Do You Really Have It All?

As Jade correctly points out in the comments this is not from the pension file. These index cards are online. The pension files are at the National Archives.

Years ago I received copies from the National Archives of selected documents from the Civil War pension file for my relative, Emmar Osenbaugh. The file was rather large and, since I’m somewhat “stuck” on certain parts of her life (and that of her parents), I decided to obtain a copy of the entire pension file.

If you have an abstract of a record or selected documents is it possible that there are clues in those un-abstracted pieces of information or un-selected documents? Sometimes what seems trivial to someone unfamiliar with the family is not trivial at all.

Note: (added after Jade’s comment)

The cards referenced in Jade’s comment are located online at United States Veterans Administration Pension Payment Cards, 1907-1933” on FamilySearch.


7 thoughts on “Do You Really Have It All?

  1. helen

    As I was told the Archives just picks out 10 pages to send to you unless you specify “all pages”.
    Years ago I wrote for my great grandfather’s pension records and received 10 pages. After being told that I should ask for all, I wrote again (had to pay a lot) and received a huge pack of papers. He was trying to get a disability pension but died. Years later his widow was applying for a window’s pension.
    The affidavits, etc. were full of information. I learned a lot from reading them all (about 170 pages).

  2. Pam Bentz

    Many years ago my father obtained a copy my ancestor’s Revolutionary War pension file from the National Archives. He had asked for everything in the file. After 15 years I found myself in Washington checking immigration records and decided to look at that same file. Low and behold, in the very bottom of the box was a small piece of paper obviously torn from a larger sheet that said “I was born in Cecil County, Maryland in 1760, Jacob (signed X) Sutton.” What a difference that small piece of paper has made! We never would have known about it If I hadn’t looked at the contents myself.

  3. Jade

    The image of the front of the card with this post is from United States Veterans Administration, Record Group 0317P, Bureau of Pensions and Veteran’s Administration Pension Payment Cards, 1907-1933, Micropublication M-850; Washington, District of Columbia: The National Archives. That is, not from a pension application file.

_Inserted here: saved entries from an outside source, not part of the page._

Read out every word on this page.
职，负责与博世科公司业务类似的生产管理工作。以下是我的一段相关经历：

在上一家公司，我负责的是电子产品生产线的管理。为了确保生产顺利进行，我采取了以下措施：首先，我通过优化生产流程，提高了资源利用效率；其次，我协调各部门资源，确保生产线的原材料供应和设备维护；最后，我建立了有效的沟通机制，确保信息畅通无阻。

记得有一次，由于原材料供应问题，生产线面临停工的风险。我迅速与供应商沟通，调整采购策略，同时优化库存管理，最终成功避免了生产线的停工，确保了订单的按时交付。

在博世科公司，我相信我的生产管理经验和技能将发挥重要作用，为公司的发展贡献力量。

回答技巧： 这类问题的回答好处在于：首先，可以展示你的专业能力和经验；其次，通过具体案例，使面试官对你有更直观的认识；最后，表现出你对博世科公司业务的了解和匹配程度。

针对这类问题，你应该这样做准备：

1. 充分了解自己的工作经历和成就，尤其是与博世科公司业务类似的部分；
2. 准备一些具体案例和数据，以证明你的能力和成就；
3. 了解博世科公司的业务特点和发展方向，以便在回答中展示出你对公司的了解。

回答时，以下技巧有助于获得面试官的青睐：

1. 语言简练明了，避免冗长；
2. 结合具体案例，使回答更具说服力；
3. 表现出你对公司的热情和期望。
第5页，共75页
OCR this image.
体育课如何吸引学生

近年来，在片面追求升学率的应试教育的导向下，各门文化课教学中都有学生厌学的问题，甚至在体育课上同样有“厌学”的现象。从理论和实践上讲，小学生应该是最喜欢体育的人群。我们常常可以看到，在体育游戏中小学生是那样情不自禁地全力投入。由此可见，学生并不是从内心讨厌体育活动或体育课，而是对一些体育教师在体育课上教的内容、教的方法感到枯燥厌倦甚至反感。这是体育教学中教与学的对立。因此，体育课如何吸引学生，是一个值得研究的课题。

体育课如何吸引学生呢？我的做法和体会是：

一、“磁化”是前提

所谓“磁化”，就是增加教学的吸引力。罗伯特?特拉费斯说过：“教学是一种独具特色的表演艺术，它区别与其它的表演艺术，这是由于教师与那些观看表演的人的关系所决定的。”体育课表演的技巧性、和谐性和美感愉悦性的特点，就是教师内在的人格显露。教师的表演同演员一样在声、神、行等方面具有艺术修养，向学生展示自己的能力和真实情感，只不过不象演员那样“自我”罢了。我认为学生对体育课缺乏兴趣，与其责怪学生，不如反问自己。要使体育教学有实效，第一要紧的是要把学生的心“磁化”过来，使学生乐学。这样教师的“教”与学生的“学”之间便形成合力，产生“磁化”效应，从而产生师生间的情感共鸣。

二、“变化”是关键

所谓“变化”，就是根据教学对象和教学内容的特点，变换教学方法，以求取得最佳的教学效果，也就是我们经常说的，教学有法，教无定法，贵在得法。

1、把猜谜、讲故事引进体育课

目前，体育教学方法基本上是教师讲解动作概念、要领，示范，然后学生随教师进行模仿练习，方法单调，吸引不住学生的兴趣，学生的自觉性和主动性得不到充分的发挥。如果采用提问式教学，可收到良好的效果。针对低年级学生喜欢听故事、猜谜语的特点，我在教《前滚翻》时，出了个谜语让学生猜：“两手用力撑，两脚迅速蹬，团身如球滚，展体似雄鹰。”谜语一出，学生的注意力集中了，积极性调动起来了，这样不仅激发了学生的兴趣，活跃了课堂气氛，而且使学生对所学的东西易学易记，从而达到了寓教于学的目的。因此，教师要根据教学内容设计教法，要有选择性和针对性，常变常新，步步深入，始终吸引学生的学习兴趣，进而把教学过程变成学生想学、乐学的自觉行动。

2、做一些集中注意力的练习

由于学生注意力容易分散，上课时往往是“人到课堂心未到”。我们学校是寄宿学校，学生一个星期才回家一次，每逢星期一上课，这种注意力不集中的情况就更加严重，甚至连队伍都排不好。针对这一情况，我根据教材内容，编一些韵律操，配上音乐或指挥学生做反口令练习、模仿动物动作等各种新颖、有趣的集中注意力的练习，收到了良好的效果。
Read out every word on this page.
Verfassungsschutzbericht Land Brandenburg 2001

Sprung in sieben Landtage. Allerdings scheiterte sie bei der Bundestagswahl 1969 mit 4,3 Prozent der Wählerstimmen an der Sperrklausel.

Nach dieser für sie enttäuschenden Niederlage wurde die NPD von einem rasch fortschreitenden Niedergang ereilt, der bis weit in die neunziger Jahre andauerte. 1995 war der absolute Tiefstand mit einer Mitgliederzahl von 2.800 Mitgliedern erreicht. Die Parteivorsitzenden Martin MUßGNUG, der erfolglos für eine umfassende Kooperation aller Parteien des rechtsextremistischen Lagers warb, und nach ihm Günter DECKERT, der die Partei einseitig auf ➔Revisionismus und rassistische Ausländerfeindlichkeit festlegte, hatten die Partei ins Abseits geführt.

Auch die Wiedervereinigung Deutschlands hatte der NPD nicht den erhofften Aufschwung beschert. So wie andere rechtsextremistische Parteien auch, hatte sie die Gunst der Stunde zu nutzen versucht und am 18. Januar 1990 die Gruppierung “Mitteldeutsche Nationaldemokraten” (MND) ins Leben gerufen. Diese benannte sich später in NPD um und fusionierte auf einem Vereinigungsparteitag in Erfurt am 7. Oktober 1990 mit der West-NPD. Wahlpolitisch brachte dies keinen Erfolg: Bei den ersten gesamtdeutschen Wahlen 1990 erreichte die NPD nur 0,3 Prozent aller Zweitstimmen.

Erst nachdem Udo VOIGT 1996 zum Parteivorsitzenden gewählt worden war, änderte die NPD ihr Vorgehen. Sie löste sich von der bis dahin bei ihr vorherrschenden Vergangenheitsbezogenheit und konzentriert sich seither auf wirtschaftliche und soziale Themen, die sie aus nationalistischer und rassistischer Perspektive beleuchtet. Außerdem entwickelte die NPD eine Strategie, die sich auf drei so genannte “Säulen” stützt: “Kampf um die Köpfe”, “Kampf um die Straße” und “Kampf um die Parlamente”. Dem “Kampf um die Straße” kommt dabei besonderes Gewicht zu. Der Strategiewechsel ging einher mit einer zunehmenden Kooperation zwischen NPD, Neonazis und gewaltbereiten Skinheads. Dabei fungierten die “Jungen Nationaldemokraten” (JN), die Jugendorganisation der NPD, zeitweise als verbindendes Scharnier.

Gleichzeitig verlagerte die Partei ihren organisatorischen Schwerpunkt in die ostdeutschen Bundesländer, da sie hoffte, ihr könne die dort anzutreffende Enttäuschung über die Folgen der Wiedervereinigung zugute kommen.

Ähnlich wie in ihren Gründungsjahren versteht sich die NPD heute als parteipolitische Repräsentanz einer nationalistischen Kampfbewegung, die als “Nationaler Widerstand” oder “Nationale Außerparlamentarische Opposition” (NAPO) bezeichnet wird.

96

    The series with the cards is now indexed on — and a mighty valuable resource.

    1. michaeljohnneill Post author

      Thanks for clarifying. I should have captioned the image. The index cards are wonderful and often contain clues themselves. I’ve posted a link in the original post for those who might need it.

  4. Elizabeth

    The link shows only a widow’s pension but I know that he received a pension as well. Shouldn’t there be a card for his pension?

    1. michaeljohnneill Post author

      The images in the link are the payment cards that start in 1907. Did your veteran die before that date?